The Wedding Game(60)
‘They kept my son like a pet. And when I saw him after that, he was riding through the village in the Duke’s carriage, dressed like a gentleman. Or side by side on horseback with that red-headed succubus of a duchess, talking French and laughing at her jokes.’ She gave a shudder of distaste. ‘No matter how hard he laughed, I could see he was not happy. But when he saw me...’ She flinched again. ‘He looked right through me.’
‘And he did not come home, even after the old Duke died?’ He must have known how he’d hurt her. How could he have left his mother to suffer?
She shook her head. ‘By then, it was too late. After what they gave him, he was too good to come home to me.’
‘I am sure it was not that,’ Amy said and paused, remembering the bleakness in his voice as he had told her his story. ‘I think he was ashamed.’
‘I would have forgiven him for what he had done,’ Mrs Lovell said, her lip trembling. ‘And I did not care what people might say, when they saw us together.’
‘What did they say to you?’
‘If they thought he was Cottsmoor’s son, then I must have been his whore.’
It was true. While society might forgive a man his natural birth, it was seldom so charitable to the women who bore the bastards. ‘Surely, after all this time, the scandal is old news,’ she said. Perhaps in this village. But when she told it in London, it would be a nine-days’ wonder.
‘It has been more than fifteen years.’ Mrs Lovell nodded. ‘Both the Duke and Duchess are gone to judgement and cannot hurt him, or anyone else, ever again.’
‘And their son,’ Amy agreed. Then she paused, adding the years in her head. ‘You say it has been fifteen years?’
‘Or more,’ Mrs Lovell replied. ‘Would you like to see a picture of my boy? The Duchess had a miniature painted of him shortly after he went to her.’ She made a face at the mention of the other woman, but smiled as she reached for the chain around her neck to unfasten it.
‘When she died, he mailed it to me.’ Now the woman who had raised him lifted her head in defiance. ‘He sent me money as well. More than I would ever need. I do not spend it. I do not want money. All I want is to see him once more and to hear from his own lips that he is well.’ She shook her head and released a watery sigh as she handed Amy the locket.
She opened it to see just what she had known would be there. At first glance, she would have assumed it was a painting of the young Duke of Cottsmoor. But a closer look proved the young man in the miniature was three or four years older than the Duke. The painter had managed to capture the distant look in the eyes of this boy that she saw in her own beloved Ben.
He had said there were secrets that he was bound by honour not to tell. This was surely what he meant. But was it a secret if the world knew but refused to believe? It did not matter who Cottsmoor’s true father might be. The acknowledged son of a duke was the Duke’s son, and therefore also a duke. But the embarrassment of rumour might be enough to separate Ben from his young friend for good.
If he lost a son because of her, he could regain a mother. ‘He is still just as handsome as this.’ Amy handed her the locket back. ‘Would you like to see him?’
The older woman stared hungrily down at the picture in her hand as if wishing would bring him live to her doorstep. ‘There would be no sweeter gift than to have my boy back,’ Mrs Lovell murmured. ‘Even if it is only for a little while.’
‘Suppose I could give you that?’ Amy said, feeling half-hopeful, half-guilty. ‘I will take you to him, this very day, if that is what you wish.’

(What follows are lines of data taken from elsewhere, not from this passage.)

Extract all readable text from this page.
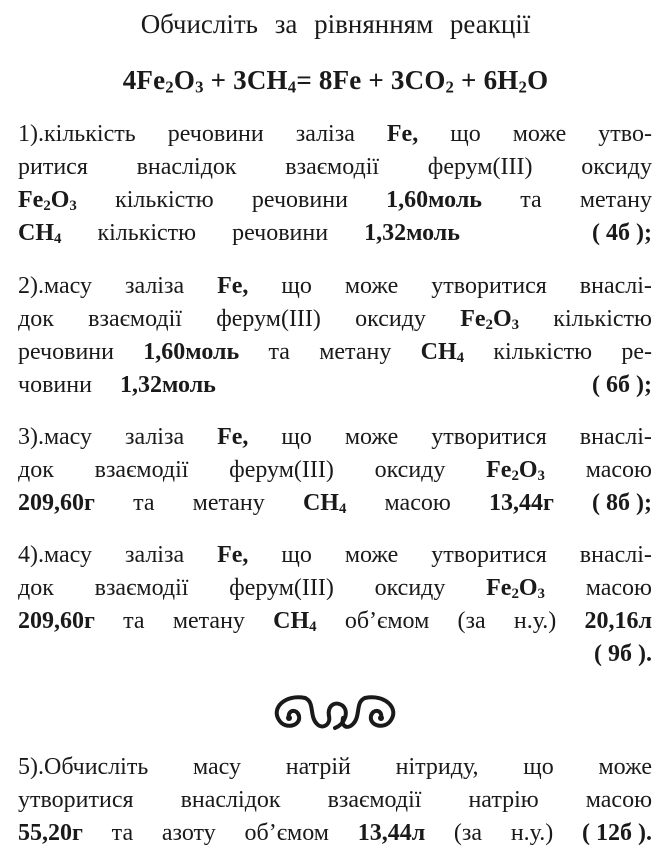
Обчисліть за рівнянням реакції
$4Fe_2O_3 + 3CH_4= 8Fe + 3CO_2 + 6H_2O$
1).кількість речовини заліза Fe, що може утво-
ритися внаслідок взаємодії ферум(ІІІ) оксиду
$Fe_2O_3$ кількістю речовини 1,60моль та метану
$CH_4$ кількістю речовини 1,32моль	( 4б );
2).масу заліза Fe, що може утворитися внаслі-
док взаємодії ферум(ІІІ) оксиду $Fe_2O_3$ кількістю
речовини 1,60моль та метану $CH_4$ кількістю ре-
човини 1,32моль	( 6б );
3).масу заліза Fe, що може утворитися внаслі-
док взаємодії ферум(ІІІ) оксиду $Fe_2O_3$ масою
209,60г та метану $CH_4$ масою 13,44г ( 8б );
4).масу заліза Fe, що може утворитися внаслі-
док взаємодії ферум(ІІІ) оксиду $Fe_2O_3$ масою
209,60г та метану $CH_4$ об’ємом (за н.у.) 20,16л
( 9б ).
5).Обчисліть масу натрій нітриду, що може
утворитися внаслідок взаємодії натрію масою
55,20г та азоту об’ємом 13,44л (за н.у.) ( 12б ).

‘Please,’ the woman said, squeezing the locket tight in her hand.
‘We will go as soon as you are ready. But you must do me one favour in return.’ Amy held her breath, hating what she was about to do.
‘Anything.’ Mrs Lovell leaned forward in her chair as if ready to leave with just the clothes on her back.
‘When we arrive in London, you must tell my father the story you have just told me. Immediately after, I will take you to Ben. And then he will take you home.’ He would have to, for it would be too humiliating to remain in London. Would the woman beside her still be so eager to go if she knew that their visit might be the first step in ruining her son’s life?
Chapter Twenty-Two
Now that there was nothing to do but wait for his plan to come to fruition, the hours seemed to drag so slowly that the clock might have been standing still. Although what he was waiting for, he was not sure.
It was unlikely that he would hear anything at all until he returned to London at the end of the week. It would take a day for Amy to reach Cottsmoor and another to return to London. Once there, she would learn that her father knew the truth and was not planning to use it. She would have to find another way.
She was sensible enough to take the story to the person who could do the most damage with it. A patroness at Almack’s would be an excellent choice. Soon, there would be one of those horrible stories in the papers about Mr L., the late Duchess of C. and the broken heart of the beautiful Miss S. In no time at all, the Summoner family would close ranks against him, and the rest of the ton would cast him out.
Was it really so wrong of him to hope that, once she had learned the whole sordid story, Amy would love him enough to follow him into exile? It was doubtful that she would come back to the man who had supposedly broken Belle’s heart. Her first concern had always been for her sister.